Cassava (Manihot esculenta)–more widely known as manioc in Europe–is one of the most important agricultural crops. Its root represents the staple food of over 800 million people. Global production is steadily increasing (178.8 million tons in 2001, of which 93.9 m was grown in Africa) and, after rice, maize and sugar cane, it is the fourth most important source of calories for populations in the tropics. "Cassava is undemanding as far as soil quality, fertilisers and irrigation is concerned," write Wilhelm Gruissem and his assistant Peng Zhang in a specialist article.

Cassava is mainly cultivated by small farmers. The leaves provide them with a vitamin-rich vegetable and they use the root to make various starchy foods. Both parts of the plant have to be handled with caution, as they both contain poisonous cyanides.

Limits to conventional selection

This is not the only problem. "In contrast to other cultivated plants, cassava can be modified only very slightly using conventional breeding methods," say Gruissem and Zhang. The reason for this is that, from a genetic point of view, the heterogeneity of manioc is like our indigenous fruit and grape varieties, and hybridisation therefore brings about totally new varieties. This means that genetic hybridisation is hardly possible. "There are hardly any genetically well-defined reproduction lines. Today's cultivated varieties stem almost exclusively from vegetative propagation."

As far as cassava is concerned genetic technology is an ideal alternative to conventional breeding. Gruissem is convinced: "Thanks to genetic technology we can find solutions for some of the most important problems in cassava".

Cassava: its root is the staple diet of 800 million people. large

Three examples:

- Firstly, pest resistance: "In some parts of East and Central Africa, in recent years the cultivation of cassava has come to a total halt in some areas owing to a viral infection. The disease is caused by the Gemini virus, African Cassava Mosaic Virus (ACMV)“, write the experts. This particular virus exists in different genetic variations and is transmitted by the white fly (Bemisia tabaci). Up until now the only way to combat infection has been with massive doses of insecticide. With genetic technology it is now possible to activate the plants own immune system to fight this specific virus. "This is done by introducing small parts of the viral genome into the plant, which either directly attack the virus or trigger a targeted defense reaction," explains Gruissem and compares the result to a vaccination. Three strategies were tested at the ETH Institute for Plant Sciences: blocking the genetic expression of the virus by the means of anti-sense RNA against ACMV proteins, required in an early phase of the infection cycle; the production of a hypersensitive response after viral infection; and the prevention of viral reproduction by induced "gene silencing“. Here the expression of the virus's specific double helix RNA is activated in the plant's own defense mechanism, which either leads to the destruction of viral RNA and/or prevents its expression.

The Gemini virus, African Cassava Mosaic Virus, has attacked the cassava plants. large

ETH scientists in the field: Examining the plants. large

According to Gruissem, at the moment the anti-sense strategy is the most far advanced. "A great number of transgenic plants with multiple diverse genetic constructs were produced and tested for resistance to the virus using different methods. Under greenhouse conditions many plant lines demonstrated good to very good levels of resistance to diverse strains of ACMV."

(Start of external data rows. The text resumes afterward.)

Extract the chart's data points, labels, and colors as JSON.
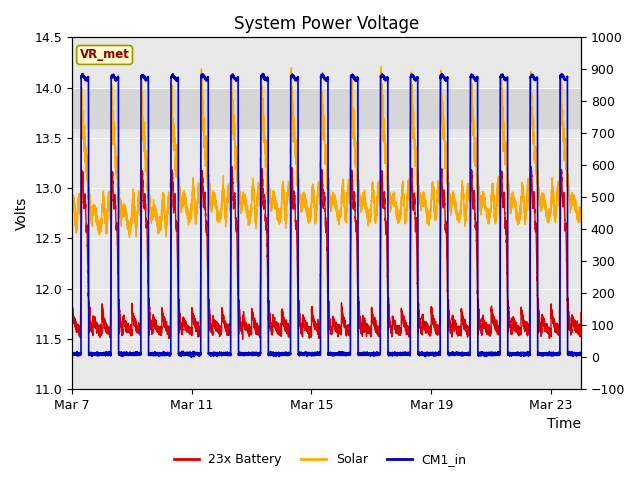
{
  "title": "System Power Voltage",
  "xlabel": "Time",
  "ylabel_left": "Volts",
  "ylim_left": [
    11.0,
    14.5
  ],
  "ylim_right": [
    -100,
    1000
  ],
  "xlim": [
    0,
    17
  ],
  "x_ticks": [
    0,
    4,
    8,
    12,
    16
  ],
  "x_tick_labels": [
    "Mar 7",
    "Mar 11",
    "Mar 15",
    "Mar 19",
    "Mar 23"
  ],
  "shade_ymin": 13.6,
  "shade_ymax": 14.0,
  "vrmet_label": "VR_met",
  "legend_labels": [
    "23x Battery",
    "Solar",
    "CM1_in"
  ],
  "line_colors": [
    "#dd0000",
    "#ffaa00",
    "#0000cc"
  ],
  "background_color": "#ffffff",
  "plot_bg_color": "#e8e8e8",
  "title_fontsize": 12,
  "axis_fontsize": 10
}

Another problem–cassava hornworm

Another problem is the larvae of the cassava hornworm (Erinnyis ello). These larvae eat the leaves and cause harvest losses of between 10 and 50 per cent. "Transgenic cassava plants that express CryIA(b) protein from the Bacillus thuringiensis were produced in our lab and are currently being prepared for cassava hornworm resistance tests at the International Center for Tropical Agriculture in Columbia," says Gruissem.

- The second example is the extension of the life of the leaf. "Cassava plants often have very few leaves, as they wilt very quickly and die. Leaves age in an active process in the usual run of things, steered by the plant's hormones. A prolongation of this process would increase the number of leaves per plant and so increase harvest. In addition more leaves would also provide more primary food in the form of vegetables," say Gruissem and Zhang. "We have now produced transgenic cassava plants in which a specific cytokinine biosynthetic gene is activated when it begins to age. Cytokinines are plant hormones that can delay the aging process. The transgenic plants really do hang on to leaves longer; every aspect, otherwise observed when the plant ages, is slowed down. The plants produce storage roots earlier than the non-transgenic plants, have higher leaf harvests and, moreover, they can better withstand drought," as the two ETH experts have found out.

Food quality can be improved

- The third example concerns improving the quality of the food. Although the cassava roots contain a high proportion of starch, its protein content is not enough to cover the recommended daily intake of essential amino acids. "We have developed transgenic cassava plants that produce an artificial storage protein (ASP1). This protein is an imitation of naturally occurring storage proteins, as, for example, in sweet corn, and its amino acid sequence is optimised to suit human nutritional needs. We are currently investigating the protein content of this plant. At the same time further transgenic plants are being produced in which the specific expressions trigger is modified to produce higher concentrations of ASP1, especially in the root of the plant," is the hope raised by Gruissem and Zhang.